This article was originally posted on the Let’s Talk Bitcoin blog.
In a March 2012 article written for the MIT Technology Review, Jessica Leber shared an anecdote from leaked State Department cables describing the shock of Afghani policemen when they received their first paycheck via the mobile phone payment system M-Paisa. The amount they received was around 30% more than they were receiving previously, prompting them to believe they’d received a raise. After some investigation, it was discovered that they hadn’t received a raise, but rather that their superiors had been skimming that “extra” 30% off the top and were now unable to do so with payments going directly to their subordinate’s phones. So deep was the corruption that after paychecks went digital some superiors even took to confiscating their subordinate’s phones in an attempt to cash the M-Paisa credits themselves.
The lesson here, aside from the importance of using encryption on one’s mobile devices, is that digital currencies offer unique ways to combat corruption that aren’t possible with traditional payment systems. Bitcoin compounds this effect by decentralizing control and adding features such as programmatic smart contracts, wallet backups, and file encryption to create a resilient, censorship-resistant payment network. And one more thing: the whole transaction history is completely public.
When I first learned about the radical transparency of the Bitcoin block chain, the history of all transactions which have ever been confirmed by the Bitcoin network, I was simultaneously attracted and repelled by it. My approach was cautious – here was a payment and monetary system which has full accountability for the honesty of every account balance mathematically hard-coded into the software, but with full accountability came full traceability of every satoshi back to the coinbase transaction from which it originated. It seemed a devil’s bargain: you can monitor the network, but the network can also monitor you.
Despite this fact, the pseudonymous nature of every Bitcoin address and the advent of “mixers” which bundle Bitcoin transactions together to conceal the sender and intended recipient from block chain investigators has led technologically-savvy privacy advocates to promote Bitcoin as a way to protect personal information when paying for goods and services.
While Bitcoin does have the ability to provide privacy, speed, and security for the financial transactions of private citizens and organizations, there are also opportunities for using the public ledger technology that Bitcoin pioneered to provide transparency and accountability for public figures and institutions.
Using an open public ledger system like Bitcoin, the entire funds flow from banks and public treasuries to government agencies and their contractors can be tracked to provide accountability for every unit of value received and spent. Government agencies and public officials could be associated with a specific payment address so that auditors and citizen watchdog groups can monitor the accounts for suspicious activity.

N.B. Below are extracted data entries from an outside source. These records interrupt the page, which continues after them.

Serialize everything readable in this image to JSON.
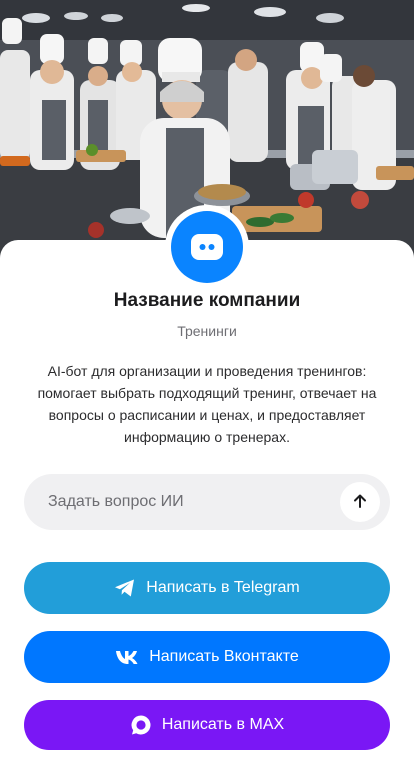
{
  "company": {
    "name": "Название компании",
    "category": "Тренинги",
    "description": "AI-бот для организации и проведения тренингов: помогает выбрать подходящий тренинг, отвечает на вопросы о расписании и ценах, и предоставляет информацию о тренерах."
  },
  "ask": {
    "placeholder": "Задать вопрос ИИ",
    "send_icon": "arrow-up-icon"
  },
  "buttons": {
    "telegram": {
      "label": "Написать в Telegram",
      "icon": "telegram-icon",
      "color": "#229ed9"
    },
    "vk": {
      "label": "Написать Вконтакте",
      "icon": "vk-icon",
      "color": "#0077ff"
    },
    "max": {
      "label": "Написать в MAX",
      "icon": "max-icon",
      "color": "#7a17f5"
    }
  },
  "colors": {
    "accent": "#0a84ff"
  }
}
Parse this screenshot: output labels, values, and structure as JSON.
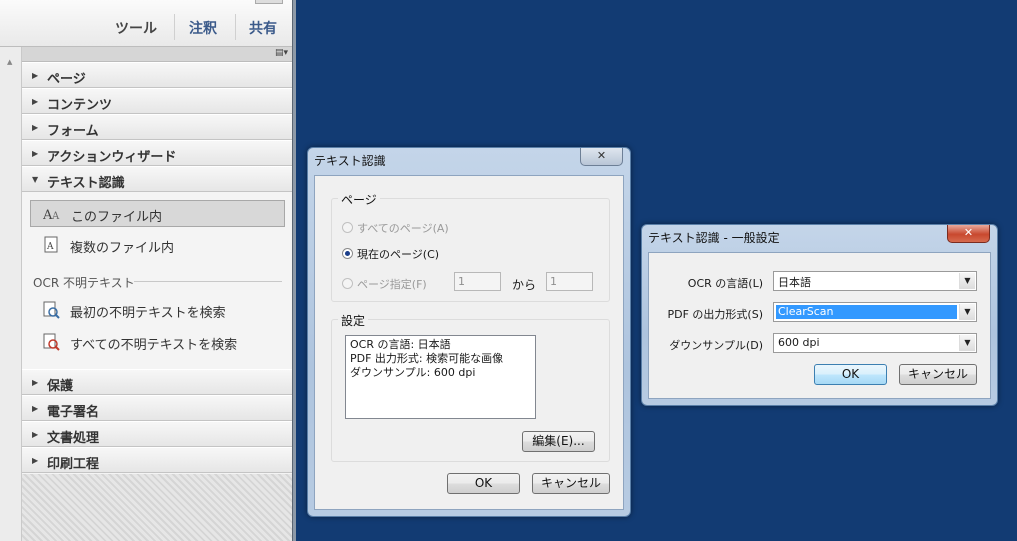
{
  "toolbar": {
    "tools": "ツール",
    "comment": "注釈",
    "share": "共有"
  },
  "panel": {
    "sections_top": [
      "ページ",
      "コンテンツ",
      "フォーム",
      "アクションウィザード"
    ],
    "open_section": "テキスト認識",
    "open_items": [
      "このファイル内",
      "複数のファイル内"
    ],
    "ocr_heading": "OCR 不明テキスト",
    "ocr_items": [
      "最初の不明テキストを検索",
      "すべての不明テキストを検索"
    ],
    "sections_bottom": [
      "保護",
      "電子署名",
      "文書処理",
      "印刷工程"
    ]
  },
  "dialog_ocr": {
    "title": "テキスト認識",
    "close": "✕",
    "page_group": "ページ",
    "radio_all": "すべてのページ(A)",
    "radio_current": "現在のページ(C)",
    "radio_range": "ページ指定(F)",
    "range_from": "1",
    "range_to_label": "から",
    "range_to": "1",
    "settings_group": "設定",
    "settings_lines": [
      "OCR の言語: 日本語",
      "PDF 出力形式: 検索可能な画像",
      "ダウンサンプル: 600 dpi"
    ],
    "edit_button": "編集(E)...",
    "ok": "OK",
    "cancel": "キャンセル"
  },
  "dialog_settings": {
    "title": "テキスト認識 - 一般設定",
    "close": "✕",
    "lang_label": "OCR の言語(L)",
    "lang_value": "日本語",
    "format_label": "PDF の出力形式(S)",
    "format_value": "ClearScan",
    "downsample_label": "ダウンサンプル(D)",
    "downsample_value": "600 dpi",
    "ok": "OK",
    "cancel": "キャンセル"
  },
  "colors": {
    "desktop": "#123b73",
    "selection": "#3399ff"
  }
}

The huge amounts of waste, fraud, and “lost” money that recently occurred during the Iraq and Afghanistan occupations could have been prevented if public ledger technology had been used to provide full accountability for the funds. Government employees and citizens who are routinely victimized by corrupt officials could protect wages and savings from theft by using encrypted wallets and multisignature accounts.
Hyperinflation, capital controls, bank account “haircuts,” wage skimming by superiors, civil forfeiture, and other forms of kleptocratic government corruption and overreach are all made completely irrelevant by Bitcoin, which turns over control of the currency supply to a mathematical algorithm and control of the currency accounts to the individuals controlling the private keys that allow funds to be spent.
In the future, public institutions of all kinds, whether governments, NGOs, or even for-profit corporations, could see their accounting become fully transparent as stakeholders demand the use of public ledger technology to provide more accountability. Corrupt officials may find it more difficult to extract money from subordinates and citizens as more people use cryptocurrency to transfer funds peer-to-peer and store funds behind layers of encryption.
The technological breakthrough that cryptocurrency represents is likely to be a welcome arrow in the quiver of justice advocates around the world who desperately need such tools to combat serious cases of theft, fraud, and abuse. The good news is that the tools are available today – it’s now up to the people of the world to choose how, and if, they want to use them.